Hi there to all, because I am truly keen of reading
this website’s post to be updated daily. It includes nice data.
This site definitely has all the info I needed concerning this subject and didn’t know
who to ask.
Just wish to say your article is as astounding. The clarity in your submit is just spectacular and that i can think you’re a professional in this subject. Fine with your permission allow me to seize your feed to stay updated with imminent post. Thanks a million and please continue the enjoyable work.
whoah this weblog is excellent i really like studying your posts.

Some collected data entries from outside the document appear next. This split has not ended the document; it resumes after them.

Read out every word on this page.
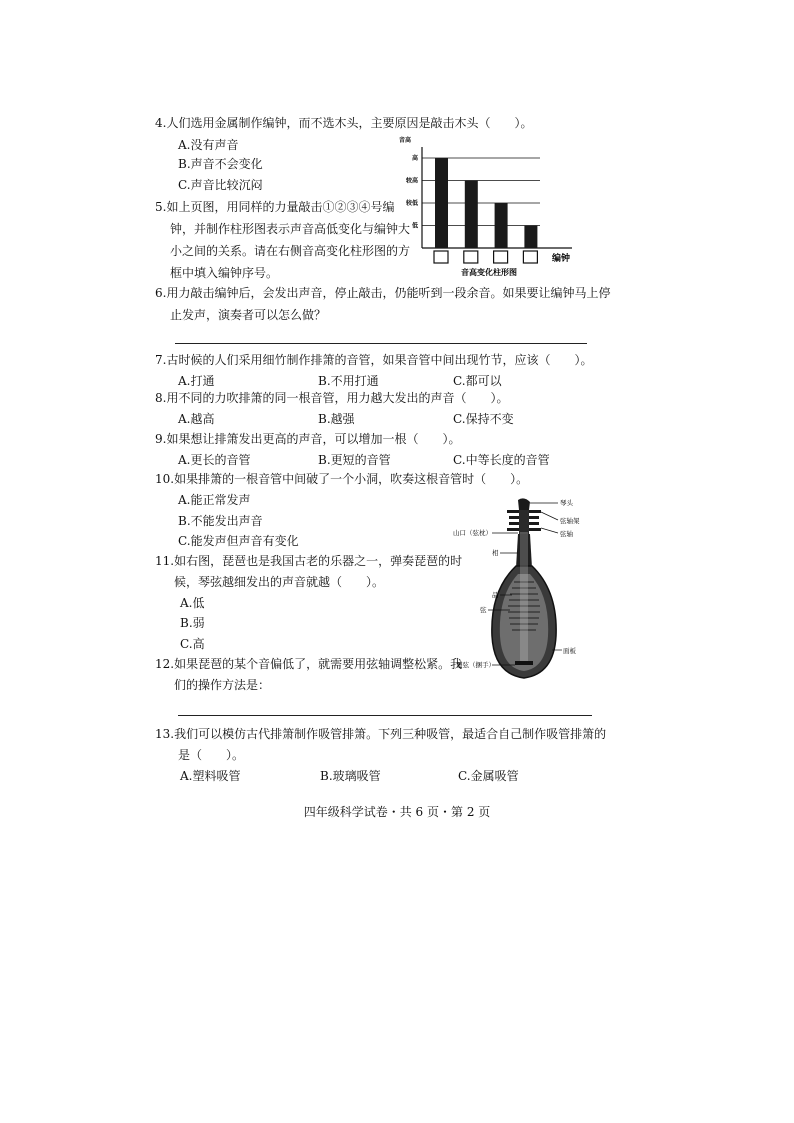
4.人们选用金属制作编钟，而不选木头，主要原因是敲击木头（　　）。
A.没有声音
B.声音不会变化
C.声音比较沉闷
5.如上页图，用同样的力量敲击①②③④号编
钟，并制作柱形图表示声音高低变化与编钟大
小之间的关系。请在右侧音高变化柱形图的方
框中填入编钟序号。
低
较低
较高
高
音高
编钟
音高变化柱形图
6.用力敲击编钟后，会发出声音，停止敲击，仍能听到一段余音。如果要让编钟马上停
止发声，演奏者可以怎么做？
7.古时候的人们采用细竹制作排箫的音管，如果音管中间出现竹节，应该（　　）。
A.打通	B.不用打通	C.都可以
8.用不同的力吹排箫的同一根音管，用力越大发出的声音（　　）。
A.越高	B.越强	C.保持不变
9.如果想让排箫发出更高的声音，可以增加一根（　　）。
A.更长的音管	B.更短的音管	C.中等长度的音管
10.如果排箫的一根音管中间破了一个小洞，吹奏这根音管时（　　）。
A.能正常发声
B.不能发出声音
C.能发声但声音有变化
11.如右图，琵琶也是我国古老的乐器之一，弹奏琵琶的时
候，琴弦越细发出的声音就越（　　）。
A.低
B.弱
C.高
12.如果琵琶的某个音偏低了，就需要用弦轴调整松紧。我
们的操作方法是：
琴头
弦轴架
弦轴
山口（弦枕）
相
品
弦
面板
覆弦（捆手）
13.我们可以模仿古代排箫制作吸管排箫。下列三种吸管，最适合自己制作吸管排箫的
是（　　）。
A.塑料吸管	B.玻璃吸管	C.金属吸管
四年级科学试卷・共 6 页・第 2 页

Keep up the good work! You understand, lots of individuals are searching around for this info, you could help them greatly.
Just wish to say your article is as astonishing.
The clarity in your post is simply excellent and i could assume you’re an expert
on this subject. Well with your permission let me to grab your RSS feed to keep up to date with forthcoming post.
Thanks a million and please carry on the rewarding work.